Lot 165

PHYLLIDA BARLOW C.B.E., R.A. (BRITISH B.1944) §
INDIVIDUAL CHAIR





Auction: 17 August 2017 at 12:00 BST
Description
2006, from an edition of 13 variants, paint and timber
Dimensions
approx. 115cm x 53cm 44cm (45.25in x 21in x 17.25in)
Footnote
Note: Phyllida Barlow has had a long and productive career, following her studies at Chelsea College of Art and the Slade School of Fine Art in the 1960s. She continued to make and exhibit artwork alongside raising a family, and a teaching career that saw her become Professor of Fine Art and Director of Undergraduate studies at the Slade. During this time she rarely sold work, and many of her creations no longer exist as she regularly recycled works for materials, or simply left them at the exhibition site.
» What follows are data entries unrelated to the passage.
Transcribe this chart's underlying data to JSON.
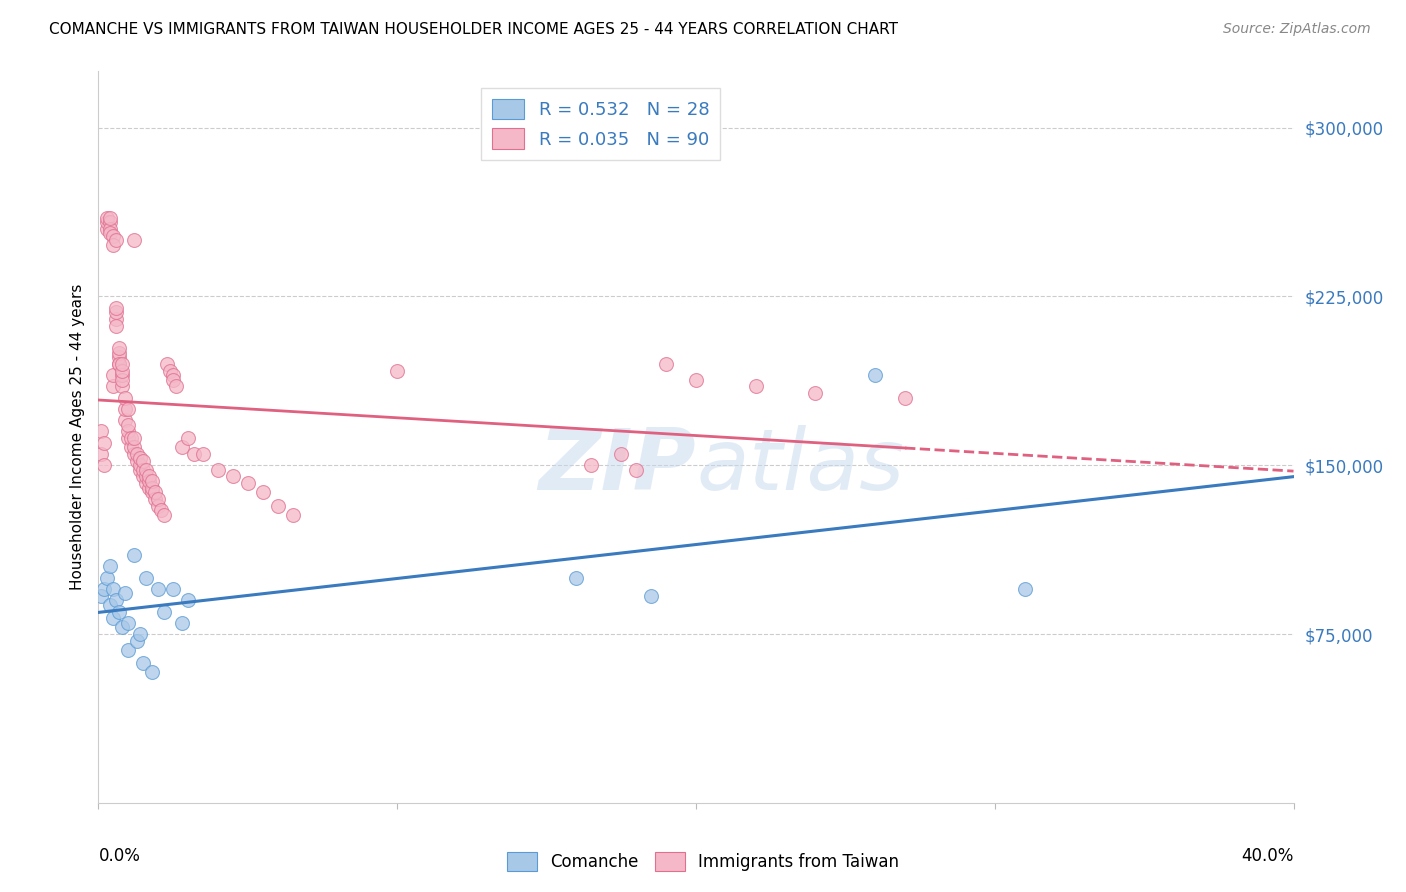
{
  "title": "COMANCHE VS IMMIGRANTS FROM TAIWAN HOUSEHOLDER INCOME AGES 25 - 44 YEARS CORRELATION CHART",
  "source": "Source: ZipAtlas.com",
  "ylabel": "Householder Income Ages 25 - 44 years",
  "R1": "0.532",
  "N1": "28",
  "R2": "0.035",
  "N2": "90",
  "xlim": [
    0.0,
    0.4
  ],
  "ylim": [
    0,
    325000
  ],
  "yticks": [
    75000,
    150000,
    225000,
    300000
  ],
  "ytick_labels": [
    "$75,000",
    "$150,000",
    "$225,000",
    "$300,000"
  ],
  "color_blue_fill": "#a8c8e8",
  "color_blue_edge": "#5b9bd5",
  "color_pink_fill": "#f4b8c8",
  "color_pink_edge": "#e07090",
  "color_blue_line": "#3a7abf",
  "color_pink_line": "#e06080",
  "watermark_color": "#c5d8ee",
  "legend_label1": "Comanche",
  "legend_label2": "Immigrants from Taiwan",
  "blue_scatter_x": [
    0.001,
    0.002,
    0.003,
    0.004,
    0.004,
    0.005,
    0.005,
    0.006,
    0.007,
    0.008,
    0.009,
    0.01,
    0.01,
    0.012,
    0.013,
    0.014,
    0.015,
    0.016,
    0.018,
    0.02,
    0.022,
    0.025,
    0.028,
    0.03,
    0.16,
    0.185,
    0.26,
    0.31
  ],
  "blue_scatter_y": [
    92000,
    95000,
    100000,
    88000,
    105000,
    82000,
    95000,
    90000,
    85000,
    78000,
    93000,
    80000,
    68000,
    110000,
    72000,
    75000,
    62000,
    100000,
    58000,
    95000,
    85000,
    95000,
    80000,
    90000,
    100000,
    92000,
    190000,
    95000
  ],
  "pink_scatter_x": [
    0.001,
    0.001,
    0.002,
    0.002,
    0.003,
    0.003,
    0.003,
    0.004,
    0.004,
    0.004,
    0.004,
    0.005,
    0.005,
    0.005,
    0.005,
    0.006,
    0.006,
    0.006,
    0.006,
    0.006,
    0.007,
    0.007,
    0.007,
    0.007,
    0.007,
    0.008,
    0.008,
    0.008,
    0.008,
    0.008,
    0.009,
    0.009,
    0.009,
    0.01,
    0.01,
    0.01,
    0.01,
    0.011,
    0.011,
    0.012,
    0.012,
    0.012,
    0.012,
    0.013,
    0.013,
    0.014,
    0.014,
    0.014,
    0.015,
    0.015,
    0.015,
    0.016,
    0.016,
    0.016,
    0.017,
    0.017,
    0.017,
    0.018,
    0.018,
    0.018,
    0.019,
    0.019,
    0.02,
    0.02,
    0.021,
    0.022,
    0.023,
    0.024,
    0.025,
    0.025,
    0.026,
    0.028,
    0.03,
    0.032,
    0.035,
    0.04,
    0.045,
    0.05,
    0.055,
    0.06,
    0.065,
    0.1,
    0.165,
    0.175,
    0.18,
    0.19,
    0.2,
    0.22,
    0.24,
    0.27
  ],
  "pink_scatter_y": [
    155000,
    165000,
    150000,
    160000,
    255000,
    258000,
    260000,
    258000,
    255000,
    260000,
    253000,
    185000,
    190000,
    252000,
    248000,
    215000,
    218000,
    212000,
    220000,
    250000,
    195000,
    198000,
    200000,
    202000,
    195000,
    185000,
    190000,
    188000,
    192000,
    195000,
    170000,
    175000,
    180000,
    162000,
    165000,
    168000,
    175000,
    158000,
    162000,
    155000,
    158000,
    162000,
    250000,
    152000,
    155000,
    148000,
    150000,
    153000,
    145000,
    148000,
    152000,
    142000,
    145000,
    148000,
    140000,
    143000,
    145000,
    138000,
    140000,
    143000,
    135000,
    138000,
    132000,
    135000,
    130000,
    128000,
    195000,
    192000,
    190000,
    188000,
    185000,
    158000,
    162000,
    155000,
    155000,
    148000,
    145000,
    142000,
    138000,
    132000,
    128000,
    192000,
    150000,
    155000,
    148000,
    195000,
    188000,
    185000,
    182000,
    180000
  ]
}
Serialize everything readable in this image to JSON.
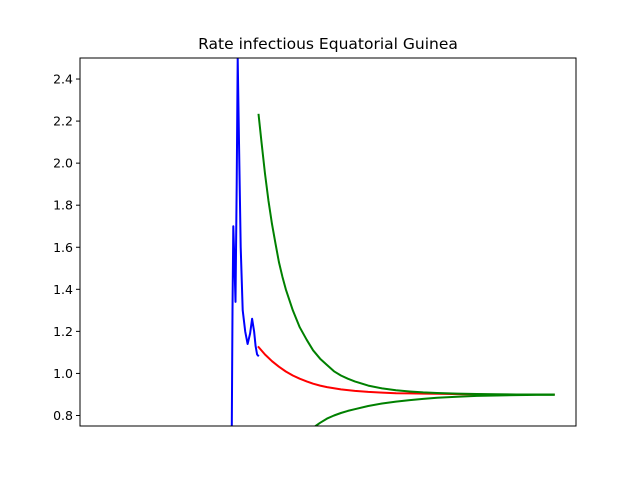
{
  "chart_data": {
    "type": "line",
    "title": "Rate infectious Equatorial Guinea",
    "xlabel": "",
    "ylabel": "",
    "x_ticks_shown": false,
    "xlim": [
      0,
      100
    ],
    "ylim": [
      0.75,
      2.5
    ],
    "yticks": [
      "0.8",
      "1.0",
      "1.2",
      "1.4",
      "1.6",
      "1.8",
      "2.0",
      "2.2",
      "2.4"
    ],
    "grid": false,
    "legend": "none",
    "series": [
      {
        "color": "#0000ff",
        "x": [
          30.6,
          30.75,
          30.9,
          31.1,
          31.35,
          31.6,
          31.8,
          32.05,
          32.4,
          32.8,
          33.3,
          33.8,
          34.3,
          34.7,
          35.1,
          35.4,
          35.7,
          35.9
        ],
        "y": [
          0.75,
          1.3,
          1.7,
          1.55,
          1.34,
          1.9,
          2.5,
          2.1,
          1.6,
          1.3,
          1.2,
          1.14,
          1.19,
          1.26,
          1.2,
          1.13,
          1.09,
          1.085
        ]
      },
      {
        "color": "#ff0000",
        "x": [
          36.0,
          37.3,
          38.7,
          40.1,
          41.5,
          42.9,
          44.3,
          45.7,
          47.0,
          48.4,
          49.8,
          52.6,
          55.4,
          58.1,
          60.9,
          63.7,
          66.5,
          69.2,
          72.0,
          75.0,
          78.0,
          82.0,
          86.0,
          90.0,
          94.0,
          95.5
        ],
        "y": [
          1.125,
          1.09,
          1.058,
          1.032,
          1.009,
          0.99,
          0.975,
          0.962,
          0.951,
          0.942,
          0.935,
          0.924,
          0.917,
          0.912,
          0.909,
          0.906,
          0.905,
          0.904,
          0.903,
          0.902,
          0.901,
          0.9,
          0.9,
          0.9,
          0.9,
          0.9
        ]
      },
      {
        "color": "#008000",
        "x": [
          36.0,
          36.6,
          37.3,
          38.0,
          38.7,
          39.4,
          40.1,
          40.8,
          41.5,
          42.9,
          44.3,
          45.7,
          47.0,
          48.4,
          49.8,
          51.2,
          52.6,
          54.0,
          55.4,
          58.1,
          60.9,
          63.7,
          66.5,
          69.2,
          72.0,
          76.0,
          80.0,
          84.0,
          88.0,
          92.0,
          95.5
        ],
        "y": [
          2.23,
          2.1,
          1.95,
          1.82,
          1.71,
          1.62,
          1.53,
          1.46,
          1.4,
          1.3,
          1.22,
          1.16,
          1.11,
          1.07,
          1.04,
          1.01,
          0.99,
          0.975,
          0.962,
          0.942,
          0.929,
          0.92,
          0.914,
          0.91,
          0.907,
          0.904,
          0.902,
          0.901,
          0.9,
          0.9,
          0.9
        ]
      },
      {
        "color": "#008000",
        "x": [
          47.5,
          48.4,
          49.8,
          51.2,
          52.6,
          54.0,
          55.4,
          58.1,
          60.9,
          63.7,
          66.5,
          69.2,
          72.0,
          76.0,
          80.0,
          84.0,
          88.0,
          92.0,
          95.5
        ],
        "y": [
          0.75,
          0.765,
          0.785,
          0.8,
          0.812,
          0.822,
          0.83,
          0.845,
          0.857,
          0.866,
          0.873,
          0.879,
          0.884,
          0.889,
          0.893,
          0.895,
          0.897,
          0.898,
          0.898
        ]
      }
    ]
  }
}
She rose to public prominence and more commercial success after her exhibition at Serpentine in 2010, after which she gained representation from Hauser & Wirth. Barlow became a Royal Academician in 2011, was awarded a CBE in 2015 and created a high-profile installation for the Duveen Galleries at Tate Britain, DOCK, in 2014. She is currently exhibiting in the British Pavilion at Venice Biennale.
In this work, Barlow takes the recognisable structure of a folding chair, with a flat base and back, and reconfigures it. By keeping the chair's structure between open and shut, usable and stored, it becomes precarious; we are aware we would tumble over if we tried to use it for its intended purpose and it becomes unclear whether it is in the process of opening or closing, folding or unfolding. This is common in Barlow's work, where she often creates installation's that expand into a space or room, ultimately redefining it. She does so using cheap, builder's materials such as plywood and cement, rather than the hallowed sculptor's bronze or marble. In Individual Chair, the simple structure has added texture, through the rough edges of the wood, and areas of hastily applied cement, while the very application of the paint draws attention to its materiality, offering a visceral sense of the process of making; it drips, gloops and congeals, and continues to look as though it would be tacky to touch, as if the artist has only just finished making it in her studio.